Hast dann nach 90 Kilometern angehalten, hast die Schuhe angezogen,
bist eine Dreiviertelstunde gerannt und dann bist du wieder aufs Radl und bist wieder weitergefahren.
Und dann kam Mittagspause, also Mittagessen, Duschen, Essen, Schlafen.
Immer am Nachmittag wurde geschlafen und dann um 15.30, 16 Uhr stehst du wieder auf,
trinkst deinen Tee, isst nochmal ein Muffin irgendwas und dann geht es in die zweite Einheit.
Dehnen, Krafttraining, Schwimmen.
Also nicht immer alles, aber mal das eine, mal das andere, mal zwei Sachen.
Und dann gegen Viertel vor acht, acht, raus, Abendessen.
Also raus aus dem Becken, Abendessen, dann noch vielleicht ein bisschen was einkaufen
und dann ins Bettchen und um halb elf Augen zu und schlafen.
Okay, das ist ja mehr als nur ein Fulltime-Job.
Das war, wie gesagt, Hochzeittraining, wenn du halt voll trainierst.

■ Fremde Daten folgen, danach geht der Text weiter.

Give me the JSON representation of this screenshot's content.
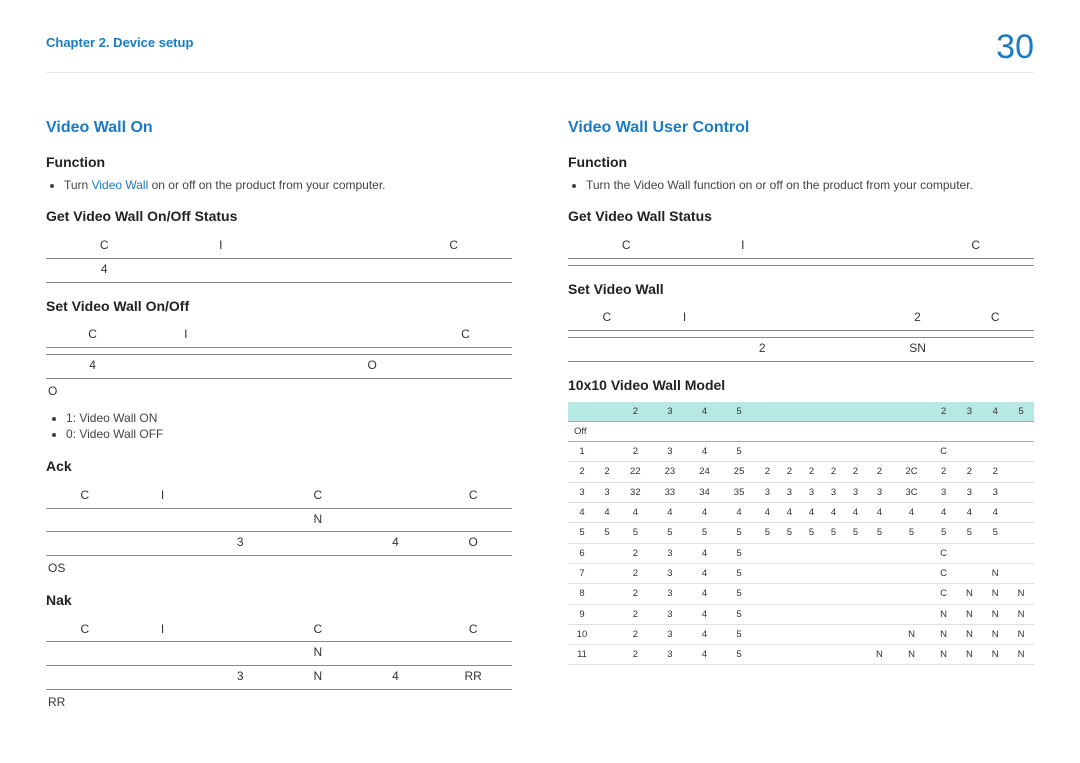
{
  "header": {
    "chapter": "Chapter 2. Device setup",
    "page_number": "30"
  },
  "left": {
    "title": "Video Wall On",
    "function_label": "Function",
    "function_pre": "Turn ",
    "function_link": "Video Wall",
    "function_post": " on or off on the product from your computer.",
    "get_label": "Get Video Wall On/Off Status",
    "get_r1": [
      "C",
      "I",
      "",
      "C"
    ],
    "get_r2": [
      "4",
      "",
      "",
      ""
    ],
    "set_label": "Set Video Wall On/Off",
    "set_r1": [
      "C",
      "I",
      "",
      "",
      "C"
    ],
    "set_r2": [
      "",
      "",
      "",
      "",
      ""
    ],
    "set_r3": [
      "4",
      "",
      "",
      "O",
      ""
    ],
    "o_label": "O",
    "o_bullets": [
      "1: Video Wall ON",
      "0: Video Wall OFF"
    ],
    "ack_label": "Ack",
    "ack_r1": [
      "C",
      "I",
      "",
      "C",
      "",
      "C"
    ],
    "ack_r2": [
      "",
      "",
      "",
      "N",
      "",
      ""
    ],
    "ack_r3": [
      "",
      "",
      "3",
      "",
      "4",
      "O"
    ],
    "os_label": "OS",
    "nak_label": "Nak",
    "nak_r1": [
      "C",
      "I",
      "",
      "C",
      "",
      "C"
    ],
    "nak_r2": [
      "",
      "",
      "",
      "N",
      "",
      ""
    ],
    "nak_r3": [
      "",
      "",
      "3",
      "N",
      "4",
      "RR"
    ],
    "rr_label": "RR"
  },
  "right": {
    "title": "Video Wall User Control",
    "function_label": "Function",
    "function_text": "Turn the Video Wall function on or off on the product from your computer.",
    "get_label": "Get Video Wall Status",
    "get_r1": [
      "C",
      "I",
      "",
      "C"
    ],
    "get_r2": [
      "",
      "",
      "",
      ""
    ],
    "set_label": "Set Video Wall",
    "set_r1": [
      "C",
      "I",
      "",
      "",
      "2",
      "C"
    ],
    "set_r2": [
      "",
      "",
      "",
      "",
      "",
      ""
    ],
    "set_r3": [
      "",
      "",
      "2",
      "",
      "SN",
      ""
    ],
    "model_label": "10x10 Video Wall Model",
    "model_header": [
      "",
      "",
      "2",
      "3",
      "4",
      "5",
      "",
      "",
      "",
      "",
      "",
      "",
      "",
      "2",
      "3",
      "4",
      "5"
    ],
    "model_off": "Off",
    "model_rows": [
      [
        "1",
        "",
        "2",
        "3",
        "4",
        "5",
        "",
        "",
        "",
        "",
        "",
        "",
        "",
        "C",
        "",
        "",
        ""
      ],
      [
        "2",
        "2",
        "22",
        "23",
        "24",
        "25",
        "2",
        "2",
        "2",
        "2",
        "2",
        "2",
        "2C",
        "2",
        "2",
        "2",
        ""
      ],
      [
        "3",
        "3",
        "32",
        "33",
        "34",
        "35",
        "3",
        "3",
        "3",
        "3",
        "3",
        "3",
        "3C",
        "3",
        "3",
        "3",
        ""
      ],
      [
        "4",
        "4",
        "4",
        "4",
        "4",
        "4",
        "4",
        "4",
        "4",
        "4",
        "4",
        "4",
        "4",
        "4",
        "4",
        "4",
        ""
      ],
      [
        "5",
        "5",
        "5",
        "5",
        "5",
        "5",
        "5",
        "5",
        "5",
        "5",
        "5",
        "5",
        "5",
        "5",
        "5",
        "5",
        ""
      ],
      [
        "6",
        "",
        "2",
        "3",
        "4",
        "5",
        "",
        "",
        "",
        "",
        "",
        "",
        "",
        "C",
        "",
        "",
        ""
      ],
      [
        "7",
        "",
        "2",
        "3",
        "4",
        "5",
        "",
        "",
        "",
        "",
        "",
        "",
        "",
        "C",
        "",
        "N",
        ""
      ],
      [
        "8",
        "",
        "2",
        "3",
        "4",
        "5",
        "",
        "",
        "",
        "",
        "",
        "",
        "",
        "C",
        "N",
        "N",
        "N"
      ],
      [
        "9",
        "",
        "2",
        "3",
        "4",
        "5",
        "",
        "",
        "",
        "",
        "",
        "",
        "",
        "N",
        "N",
        "N",
        "N"
      ],
      [
        "10",
        "",
        "2",
        "3",
        "4",
        "5",
        "",
        "",
        "",
        "",
        "",
        "",
        "N",
        "N",
        "N",
        "N",
        "N"
      ],
      [
        "11",
        "",
        "2",
        "3",
        "4",
        "5",
        "",
        "",
        "",
        "",
        "",
        "N",
        "N",
        "N",
        "N",
        "N",
        "N"
      ]
    ]
  }
}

Normalerweise ist es so, dass du im Jahr, also Leistungssport sagt man, das sind 1000 Stunden.
Kann sich jeder kurz ausrechnen.
50 Wochen, also 20 Stunden in der Woche.
Jetzt überlegt der Mensch, naja, 20 Stunden, das ist Halbzeit, also Halbtagsjob.
Aber das ist natürlich die Netto-Trainingszeit.
Da bist du noch nicht ins Training gefahren, da hast du noch nicht geduscht,
da hast du noch keine Massage.
Dann musst du dich auch mal um deine ganze Ausrüstung kümmern.
So ein Triathlet hat ja auch einen Haufen Geraffel, von der Autogrammkarte bis zum Zweitfahrrad.
Und das musst du alles organisieren, in Schuss halten.
Und das heißt, damit bist du auch beschäftigt.
Und letzten Endes, wenn du das auf vernünftiger Ebene betreibst, dann ist es ein Vollzeitjob.
Vielleicht nochmal kurz zum Training, weil das fand ich ganz interessant,
wenn ich es richtig verstanden habe, du trainierst an jedem Trainingstag alle drei Disziplinen?
Na, das jetzt nicht.
Klassisch war fünfmal pro Woche schwimmen, fünfmal pro Woche laufen,
fünfmal pro Woche Radl fahren, zwei- bis dreimal pro Woche dann noch in den Kraftraum.
Das wurde dann so aufgeteilt.
Du bist ja auch mal viel länger Rad gefahren, mal bist du sieben Stunden Rad gefahren.
Und dann bist du vielleicht noch eine Viertelstunde laufen.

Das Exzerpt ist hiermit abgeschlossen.